Progettano balconi e terrazzi, tetti verdi e orti urbani, inventano “giardini verticali”, disegnano parchi, “rinaturalizzano” cave, firmano i piani territoriali tutelando gli ambienti agricoli, definiscono le strategie di mitigazione dell’impatto delle infrastrutture, tenendo conto delle strategie ambientali e dei cambiamenti climatici. Sono i progettisti del paesaggio, professionisti per anni coinvolti dagli studi di architettura o dalle società di ingegneria per una consulenza specialistica, e che ora si stanno affrancando nel loro ruolo, chiamati da committenze pubbliche e private.

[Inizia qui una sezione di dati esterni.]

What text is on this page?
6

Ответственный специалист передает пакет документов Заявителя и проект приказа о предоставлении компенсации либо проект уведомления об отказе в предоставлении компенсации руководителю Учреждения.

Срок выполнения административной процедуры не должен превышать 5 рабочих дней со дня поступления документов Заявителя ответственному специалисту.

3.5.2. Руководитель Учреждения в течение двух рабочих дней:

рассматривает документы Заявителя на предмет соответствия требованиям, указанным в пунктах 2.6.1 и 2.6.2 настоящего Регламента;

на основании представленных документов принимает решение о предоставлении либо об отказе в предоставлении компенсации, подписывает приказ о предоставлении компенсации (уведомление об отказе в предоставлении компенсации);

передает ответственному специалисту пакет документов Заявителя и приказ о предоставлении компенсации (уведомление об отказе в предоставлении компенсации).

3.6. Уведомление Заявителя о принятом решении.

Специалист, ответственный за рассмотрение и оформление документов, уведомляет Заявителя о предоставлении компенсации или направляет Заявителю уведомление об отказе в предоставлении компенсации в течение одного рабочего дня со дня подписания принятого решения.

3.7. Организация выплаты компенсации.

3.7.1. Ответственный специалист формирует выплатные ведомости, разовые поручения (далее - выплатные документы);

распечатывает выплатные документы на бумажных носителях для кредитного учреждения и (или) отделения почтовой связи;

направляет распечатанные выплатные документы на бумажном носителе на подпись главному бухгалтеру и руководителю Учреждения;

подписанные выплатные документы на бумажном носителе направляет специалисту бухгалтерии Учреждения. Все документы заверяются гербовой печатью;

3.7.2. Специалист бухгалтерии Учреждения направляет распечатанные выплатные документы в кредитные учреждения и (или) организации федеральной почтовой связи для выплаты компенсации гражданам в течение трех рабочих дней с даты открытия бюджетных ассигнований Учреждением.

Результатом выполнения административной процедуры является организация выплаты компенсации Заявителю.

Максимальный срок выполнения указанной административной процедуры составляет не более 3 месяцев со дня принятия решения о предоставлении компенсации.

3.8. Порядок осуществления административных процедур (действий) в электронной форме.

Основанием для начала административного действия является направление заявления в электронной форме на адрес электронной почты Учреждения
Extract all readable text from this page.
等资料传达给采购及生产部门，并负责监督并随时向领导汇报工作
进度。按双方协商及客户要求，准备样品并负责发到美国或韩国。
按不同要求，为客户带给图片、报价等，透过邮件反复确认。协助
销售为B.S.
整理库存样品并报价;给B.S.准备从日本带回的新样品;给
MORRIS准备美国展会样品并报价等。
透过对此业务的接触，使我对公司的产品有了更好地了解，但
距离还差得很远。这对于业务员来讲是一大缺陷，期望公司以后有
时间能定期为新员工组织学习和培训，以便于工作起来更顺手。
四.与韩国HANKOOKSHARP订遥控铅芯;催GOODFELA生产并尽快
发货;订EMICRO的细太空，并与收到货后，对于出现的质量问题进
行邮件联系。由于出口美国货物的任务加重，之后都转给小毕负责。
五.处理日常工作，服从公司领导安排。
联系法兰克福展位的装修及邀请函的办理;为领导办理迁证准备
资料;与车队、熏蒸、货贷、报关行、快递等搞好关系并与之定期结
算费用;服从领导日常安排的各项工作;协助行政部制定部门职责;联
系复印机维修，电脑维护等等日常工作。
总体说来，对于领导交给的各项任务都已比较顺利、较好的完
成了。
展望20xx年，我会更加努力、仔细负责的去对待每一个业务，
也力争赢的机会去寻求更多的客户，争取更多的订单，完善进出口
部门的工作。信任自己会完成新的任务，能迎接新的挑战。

Le “infrastrutture verdi” sono il futuro, tanto quanto le “infrastrutture grigie”. Fanno scuola i tanti progetti internazionali, dal campus scientifico-tecnologico progettato a Parigi da Pargade Architects, al Zarydye Park di Mosca disegnato da Diller Scofidio+ Renfro, alla House of One di Atelier Le Balto a Berlino. La sfida in Italia è già stata colta da diversi operatori del real estate. Basti guardare alla Biblioteca degli Alberi inaugurata a ottobre da Coima, nel cuore di Porta Nuova a Milano, disegnata da Inside Outside|Petra Blaisse di Amsterdam: un patrimonio vegetale composto da oltre 135mila piante di 100 specie diverse, 500 alberi e 22 foreste circolari. Per il disegno del parco di Seimilano, sviluppato da Borio Mangiarotti e Varde, in campo c’è invece il francese Michel Desvigne, che nel gruppo guidato da Obr ha vinto anche il concorso internazionale a Prato per la progettazione di un parco al posto dell’ex ospedale (per il quale il Comune sta strutturando la gara d’appalto). A Bagnoli, per il parco dell’area ex Italsider, Invitalia ha invece coinvolto lo studio dei paesaggisti guidato da Gioia Gibelli.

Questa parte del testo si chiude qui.